Question de M. DARNAUD Mathieu (Ardèche - Les Républicains) publiée le 03/07/2015

Question posée en séance publique le 02/07/2015

M. Mathieu Darnaud. Ma question s'adresse à M. le ministre des finances et des comptes publics.

Monsieur le ministre, au moins de janvier dernier, le Gouvernement et la majorité ont salué l'avènement d'un gouvernement de gauche radicale en Grèce.
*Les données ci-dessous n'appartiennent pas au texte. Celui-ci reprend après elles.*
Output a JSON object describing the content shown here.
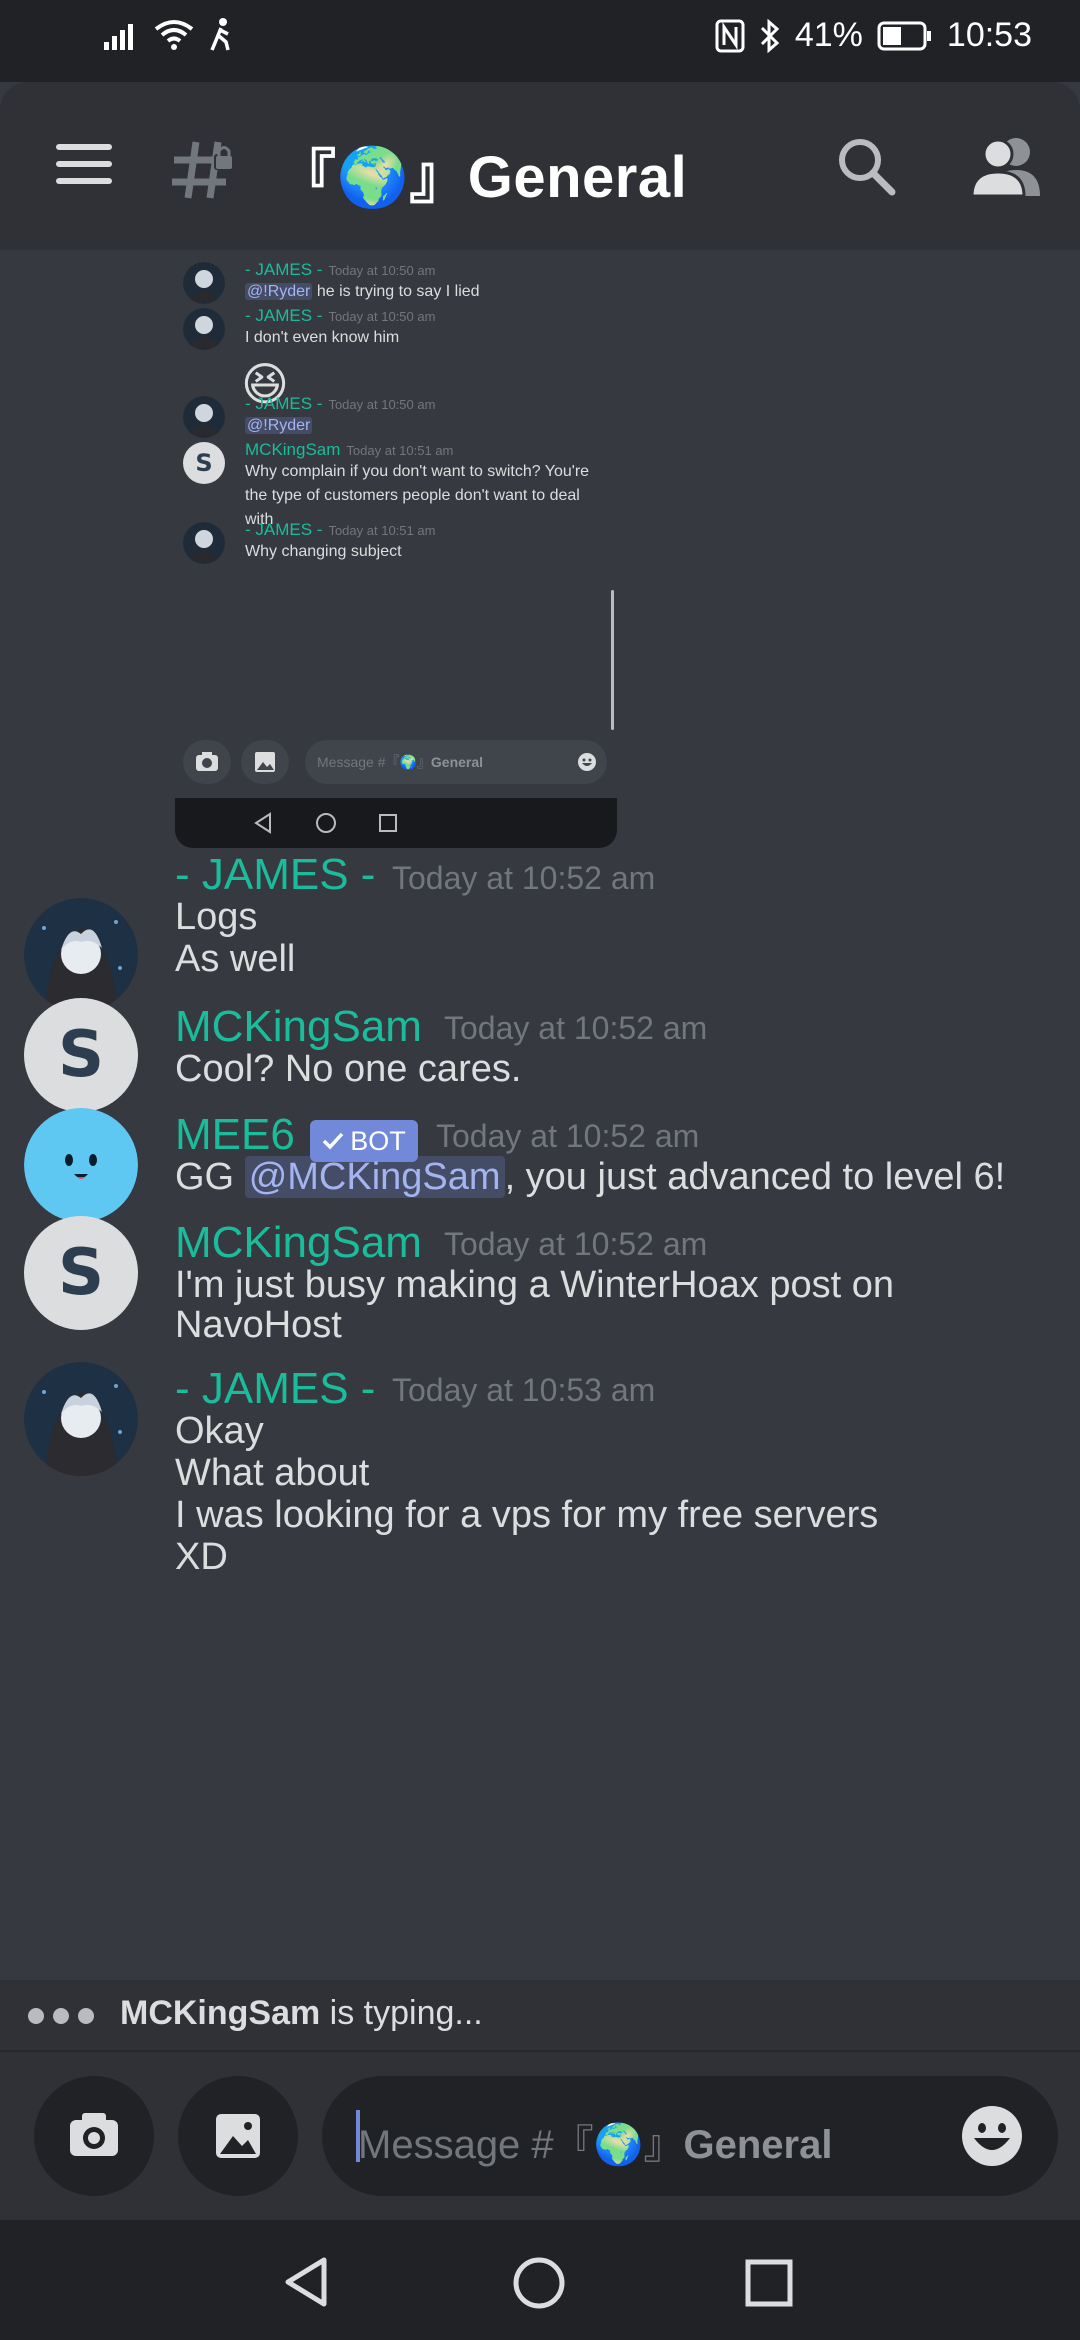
{
  "status_bar": {
    "battery": "41%",
    "time": "10:53"
  },
  "header": {
    "channel_title": "『🌍』General"
  },
  "embedded_screenshot": {
    "messages": [
      {
        "author": "- JAMES -",
        "time": "Today at 10:50 am",
        "mention": "@!Ryder",
        "text": " he is trying to say I lied"
      },
      {
        "author": "- JAMES -",
        "time": "Today at 10:50 am",
        "text": "I don't even know him",
        "emoji": "😆"
      },
      {
        "author": "- JAMES -",
        "time": "Today at 10:50 am",
        "mention": "@!Ryder"
      },
      {
        "author": "MCKingSam",
        "time": "Today at 10:51 am",
        "lines": [
          "Why complain if you don't want to switch? You're",
          "the type of customers people don't want to deal",
          "with"
        ]
      },
      {
        "author": "- JAMES -",
        "time": "Today at 10:51 am",
        "text": "Why changing subject"
      }
    ],
    "input_placeholder_prefix": "Message #『🌍』",
    "input_placeholder_channel": "General"
  },
  "messages": [
    {
      "author": "- JAMES -",
      "time": "Today at 10:52 am",
      "lines": [
        "Logs",
        "As well"
      ]
    },
    {
      "author": "MCKingSam",
      "time": "Today at 10:52 am",
      "lines": [
        "Cool? No one cares."
      ]
    },
    {
      "author": "MEE6",
      "badge": "BOT",
      "time": "Today at 10:52 am",
      "prefix": "GG ",
      "mention": "@MCKingSam",
      "suffix": ", you just advanced to level 6!"
    },
    {
      "author": "MCKingSam",
      "time": "Today at 10:52 am",
      "lines": [
        "I'm just busy making a WinterHoax post on",
        "NavoHost"
      ]
    },
    {
      "author": "- JAMES -",
      "time": "Today at 10:53 am",
      "lines": [
        "Okay",
        "What about",
        "I was looking for a vps for my free servers",
        "XD"
      ]
    }
  ],
  "typing_indicator": {
    "user": "MCKingSam",
    "text": " is typing..."
  },
  "composer": {
    "placeholder_prefix": "Message #『🌍』",
    "placeholder_channel": "General"
  },
  "colors": {
    "background": "#36393f",
    "header": "#2f3136",
    "username_teal": "#1abc9c",
    "blurple": "#7289da",
    "timestamp": "#72767d"
  },
  "icons": {
    "menu": "hamburger-icon",
    "channel": "locked-hash-icon",
    "search": "search-icon",
    "members": "members-icon",
    "camera": "camera-icon",
    "gallery": "image-icon",
    "emoji": "emoji-icon"
  }
}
Hélas, hier comme aujourd'hui, ni l'aveuglement idéologique ni le déni des réalités ne permettent à quelque gouvernement que ce soit de sortir d'une crise et de redresser un pays. (Exclamations sur les travées du groupe CRC.)
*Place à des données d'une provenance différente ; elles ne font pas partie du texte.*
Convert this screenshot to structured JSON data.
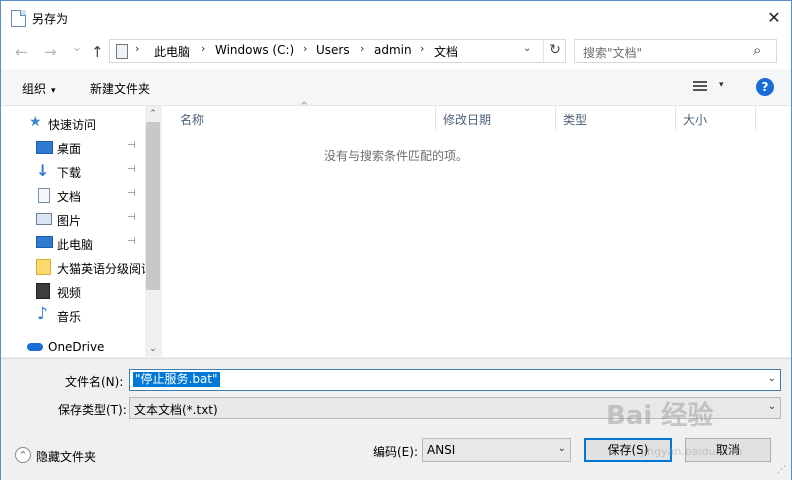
{
  "window": {
    "title": "另存为",
    "close": "✕"
  },
  "nav_buttons": {
    "back": "←",
    "forward": "→",
    "recent": "⌄",
    "up": "↑"
  },
  "address": {
    "crumbs": [
      "此电脑",
      "Windows (C:)",
      "Users",
      "admin",
      "文档"
    ],
    "separator": "›",
    "dropdown": "⌄",
    "refresh": "↻"
  },
  "search": {
    "placeholder": "搜索\"文档\"",
    "icon": "⌕"
  },
  "toolbar": {
    "organize": "组织",
    "caret": "▾",
    "new_folder": "新建文件夹",
    "view_caret": "▾",
    "help": "?"
  },
  "sidebar": {
    "items": [
      {
        "label": "快速访问",
        "icon": "star-icon"
      },
      {
        "label": "桌面",
        "icon": "desktop-icon",
        "pinned": true
      },
      {
        "label": "下载",
        "icon": "download-icon",
        "pinned": true
      },
      {
        "label": "文档",
        "icon": "document-icon",
        "pinned": true
      },
      {
        "label": "图片",
        "icon": "picture-icon",
        "pinned": true
      },
      {
        "label": "此电脑",
        "icon": "computer-icon",
        "pinned": true
      },
      {
        "label": "大猫英语分级阅读",
        "icon": "folder-icon"
      },
      {
        "label": "视频",
        "icon": "video-icon"
      },
      {
        "label": "音乐",
        "icon": "music-icon"
      },
      {
        "label": "OneDrive",
        "icon": "cloud-icon"
      }
    ],
    "pin": "⊣",
    "scroll_up": "⌃",
    "scroll_down": "⌄"
  },
  "columns": [
    "名称",
    "修改日期",
    "类型",
    "大小"
  ],
  "sort_indicator": "^",
  "empty_message": "没有与搜索条件匹配的项。",
  "footer": {
    "filename_label": "文件名(N):",
    "filename_value": "\"停止服务.bat\"",
    "filetype_label": "保存类型(T):",
    "filetype_value": "文本文档(*.txt)",
    "dropdown": "⌄",
    "hide_folders": "隐藏文件夹",
    "hide_toggle": "^",
    "encoding_label": "编码(E):",
    "encoding_value": "ANSI",
    "save": "保存(S)",
    "cancel": "取消",
    "grip": "⋰"
  },
  "watermark": {
    "brand": "Bai 经验",
    "url": "jingyan.baidu.com"
  },
  "colors": {
    "accent": "#0078d7",
    "help": "#1a6dd8",
    "border": "#5c8fc9"
  }
}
Alors que les lourds efforts consentis par les Grecs ces dernières années commençaient à porter leurs fruits, avec le retour de la croissance,…


M. Jean-Pierre Bosino. Où est la reprise ?


M. Mathieu Darnaud. … le Premier ministre grec a préféré gâcher ce redressement par un virage irresponsable. (Protestations sur les travées du groupe CRC.)

Sa gestion hasardeuse et démagogique est frappée d'un échec total, décrédibilisant la parole d'un pays qui est pourtant le berceau philosophique de l'Europe et offrant d'assister à des scènes de files d'attente devant les guichets des banques que l'on pensait d'un autre âge.


Mme Brigitte Gonthier-Maurin. La faute à qui ?


M. Mathieu Darnaud. La Grèce et ses partenaires étaient proches d'un accord, mais M. Tsipras, plutôt que d'entrer dans l'Histoire comme un homme d'État lucide et courageux, a préféré se défausser de sa responsabilité en convoquant un référendum, comme si – excusez du peu – il découvrait le problème. (Nouvelles protestations sur les mêmes travées.)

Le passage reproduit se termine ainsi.